At the district’s center stands the 103-meter high Tsutenkaku Tower (通天閣, “Tower Reaching Heaven”), the nostalgia-evoking symbol of Shinsekai. The current tower is the second to occupy this site. It was rebuilt in 1956 after the original tower which imitates Paris’ Eiffel Tower was destroyed in WWII. Aside from the main observatory at a height of 91 meters, a new open-air deck on top of the main observatory was opened in late 2015.
3. Kita (Umeda)
Modern and sophisticated, Kita district (北, “North”), often referred to as Umeda, is the 21st-century version of Osaka. As a major commercial and business district, Kita is widely known for its high density of tall buildings and skyscrapers. Among them, the shining 173-meter-high Umeda Sky Building seems to be the most spectacular. Additionally, this district offers an abundant selection of shopping, fine dining, entertainment, and nightlife venues.
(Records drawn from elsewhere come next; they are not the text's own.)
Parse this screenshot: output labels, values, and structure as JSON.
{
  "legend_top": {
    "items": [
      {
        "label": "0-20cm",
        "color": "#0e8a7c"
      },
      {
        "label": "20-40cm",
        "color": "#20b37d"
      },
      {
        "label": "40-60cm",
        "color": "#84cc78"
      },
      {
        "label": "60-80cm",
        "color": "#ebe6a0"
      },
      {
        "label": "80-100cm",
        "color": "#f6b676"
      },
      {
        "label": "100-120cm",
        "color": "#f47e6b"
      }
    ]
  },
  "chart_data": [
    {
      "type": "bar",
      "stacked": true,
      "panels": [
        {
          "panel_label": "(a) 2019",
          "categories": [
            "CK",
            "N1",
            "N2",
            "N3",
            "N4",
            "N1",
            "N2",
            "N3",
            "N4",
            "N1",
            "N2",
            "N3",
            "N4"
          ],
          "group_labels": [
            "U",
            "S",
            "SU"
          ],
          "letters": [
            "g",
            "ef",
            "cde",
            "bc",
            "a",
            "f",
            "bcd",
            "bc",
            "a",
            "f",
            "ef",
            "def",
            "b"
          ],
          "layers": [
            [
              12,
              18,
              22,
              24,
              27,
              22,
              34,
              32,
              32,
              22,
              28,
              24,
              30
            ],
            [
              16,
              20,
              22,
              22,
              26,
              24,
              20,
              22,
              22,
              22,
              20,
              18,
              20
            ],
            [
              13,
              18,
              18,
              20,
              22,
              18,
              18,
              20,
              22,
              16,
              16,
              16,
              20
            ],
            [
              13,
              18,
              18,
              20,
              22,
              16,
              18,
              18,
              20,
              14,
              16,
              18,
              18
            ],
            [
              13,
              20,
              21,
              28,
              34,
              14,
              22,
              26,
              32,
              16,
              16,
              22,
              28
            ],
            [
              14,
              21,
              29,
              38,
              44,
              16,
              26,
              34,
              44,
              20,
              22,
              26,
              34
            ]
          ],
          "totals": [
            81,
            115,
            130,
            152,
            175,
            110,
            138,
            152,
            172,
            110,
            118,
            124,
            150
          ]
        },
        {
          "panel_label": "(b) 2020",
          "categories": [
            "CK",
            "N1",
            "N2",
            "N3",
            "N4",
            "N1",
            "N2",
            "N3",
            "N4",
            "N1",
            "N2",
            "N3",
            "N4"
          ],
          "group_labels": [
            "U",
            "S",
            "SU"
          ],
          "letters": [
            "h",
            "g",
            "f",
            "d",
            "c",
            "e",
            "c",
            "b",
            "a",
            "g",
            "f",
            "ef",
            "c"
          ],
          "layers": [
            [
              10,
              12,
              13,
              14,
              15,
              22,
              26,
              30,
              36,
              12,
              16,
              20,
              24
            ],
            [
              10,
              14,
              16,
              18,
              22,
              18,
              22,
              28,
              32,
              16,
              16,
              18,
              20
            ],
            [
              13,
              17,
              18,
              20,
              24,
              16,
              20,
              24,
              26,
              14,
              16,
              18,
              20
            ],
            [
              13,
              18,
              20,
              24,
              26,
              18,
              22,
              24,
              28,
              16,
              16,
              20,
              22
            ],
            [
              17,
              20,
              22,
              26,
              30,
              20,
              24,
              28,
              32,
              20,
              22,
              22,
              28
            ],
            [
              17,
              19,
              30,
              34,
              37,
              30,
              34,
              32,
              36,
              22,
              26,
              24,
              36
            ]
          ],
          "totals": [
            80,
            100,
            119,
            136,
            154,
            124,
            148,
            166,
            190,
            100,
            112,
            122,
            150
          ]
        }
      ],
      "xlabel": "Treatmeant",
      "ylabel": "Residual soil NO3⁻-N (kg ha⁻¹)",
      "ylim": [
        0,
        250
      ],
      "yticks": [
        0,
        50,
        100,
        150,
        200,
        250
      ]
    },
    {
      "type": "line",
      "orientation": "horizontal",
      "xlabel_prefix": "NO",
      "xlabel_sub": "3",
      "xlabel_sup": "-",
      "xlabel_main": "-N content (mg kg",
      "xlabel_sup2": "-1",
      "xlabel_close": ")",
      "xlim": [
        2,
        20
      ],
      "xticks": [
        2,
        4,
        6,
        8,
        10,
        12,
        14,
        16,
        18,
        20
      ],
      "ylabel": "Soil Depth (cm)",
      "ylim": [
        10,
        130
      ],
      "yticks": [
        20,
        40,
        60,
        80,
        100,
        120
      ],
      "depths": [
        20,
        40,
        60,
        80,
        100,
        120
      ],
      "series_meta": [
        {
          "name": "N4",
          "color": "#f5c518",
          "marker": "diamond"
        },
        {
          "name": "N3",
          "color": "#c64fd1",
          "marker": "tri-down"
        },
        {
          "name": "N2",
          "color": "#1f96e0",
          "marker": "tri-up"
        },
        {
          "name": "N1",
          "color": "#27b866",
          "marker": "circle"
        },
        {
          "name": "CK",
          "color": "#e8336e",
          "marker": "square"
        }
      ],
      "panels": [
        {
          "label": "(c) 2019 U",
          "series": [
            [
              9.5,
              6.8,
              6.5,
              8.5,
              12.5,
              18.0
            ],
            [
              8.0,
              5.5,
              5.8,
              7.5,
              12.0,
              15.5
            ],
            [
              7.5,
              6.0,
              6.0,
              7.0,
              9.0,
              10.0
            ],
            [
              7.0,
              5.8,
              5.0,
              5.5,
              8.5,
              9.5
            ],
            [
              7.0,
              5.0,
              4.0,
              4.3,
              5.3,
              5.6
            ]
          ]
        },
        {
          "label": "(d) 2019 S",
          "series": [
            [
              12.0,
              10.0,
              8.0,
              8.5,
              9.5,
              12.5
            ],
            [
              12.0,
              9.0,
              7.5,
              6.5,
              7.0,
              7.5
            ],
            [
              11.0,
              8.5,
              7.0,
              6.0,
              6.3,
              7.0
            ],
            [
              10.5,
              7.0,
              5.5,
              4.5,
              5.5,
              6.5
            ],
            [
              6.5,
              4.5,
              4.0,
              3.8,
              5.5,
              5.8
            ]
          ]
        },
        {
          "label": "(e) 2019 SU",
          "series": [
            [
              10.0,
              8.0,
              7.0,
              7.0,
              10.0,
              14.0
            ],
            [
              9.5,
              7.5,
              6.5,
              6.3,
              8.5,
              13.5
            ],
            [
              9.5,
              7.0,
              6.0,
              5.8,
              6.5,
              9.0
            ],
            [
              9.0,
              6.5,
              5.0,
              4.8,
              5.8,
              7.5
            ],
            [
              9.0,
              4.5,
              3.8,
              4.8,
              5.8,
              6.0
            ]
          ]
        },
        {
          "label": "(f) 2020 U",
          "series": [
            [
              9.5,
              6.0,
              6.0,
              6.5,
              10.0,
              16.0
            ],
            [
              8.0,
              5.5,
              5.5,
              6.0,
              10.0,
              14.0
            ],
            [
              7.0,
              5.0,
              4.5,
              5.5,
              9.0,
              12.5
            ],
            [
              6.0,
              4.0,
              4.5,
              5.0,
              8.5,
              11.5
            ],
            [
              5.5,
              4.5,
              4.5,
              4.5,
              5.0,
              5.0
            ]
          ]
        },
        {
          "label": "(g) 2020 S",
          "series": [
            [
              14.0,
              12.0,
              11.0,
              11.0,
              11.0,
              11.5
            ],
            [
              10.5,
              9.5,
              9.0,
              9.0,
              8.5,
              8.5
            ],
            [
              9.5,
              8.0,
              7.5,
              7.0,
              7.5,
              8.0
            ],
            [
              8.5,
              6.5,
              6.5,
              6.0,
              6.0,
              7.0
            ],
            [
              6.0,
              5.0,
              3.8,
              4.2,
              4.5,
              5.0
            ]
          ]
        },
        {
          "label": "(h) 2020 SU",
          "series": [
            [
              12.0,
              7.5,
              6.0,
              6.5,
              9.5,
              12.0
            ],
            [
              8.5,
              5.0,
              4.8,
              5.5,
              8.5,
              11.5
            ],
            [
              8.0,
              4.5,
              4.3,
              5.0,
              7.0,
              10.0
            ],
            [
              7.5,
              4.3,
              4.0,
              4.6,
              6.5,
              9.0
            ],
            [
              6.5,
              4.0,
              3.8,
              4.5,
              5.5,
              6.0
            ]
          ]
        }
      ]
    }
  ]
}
Similar to Minami, Kita is concentrated around a transportation hub that comprises Umeda and Osaka Station. Over the past years, this area has been undergoing a major rejuvenation. From a large former freight railyard, it has been redeveloped into a new, modern city district. The Osaka Station – once Japan’s gloomiest and most uncomfortable station – also went through a major facelift. Today, it’s one of the country’s most pleasant stations with lavish design and a glass roof high above the trains.
Tips for visiting Osaka
- As a transportation hub, Osaka is well connected to major cities in Japan and across Asia. Its main gateway – the Kansai International Airport – is located 50 kilometres from the city and accessible by JR trains.
- Despite its sheer size, the city of Osaka is covered by a superb public transport system. In fact, you can reach all the above-mentioned area by the Midosuji subway (red line).
- For a short stay, OSAKA Day Pass might be a good choice because it grants unlimited rides on both metro and city buses within one or two days.
- Due to its central location, Osaka is an ideal base to explore destinations within the Kansai region, such as Kyoto, Nara, Himeji and Kōyasan.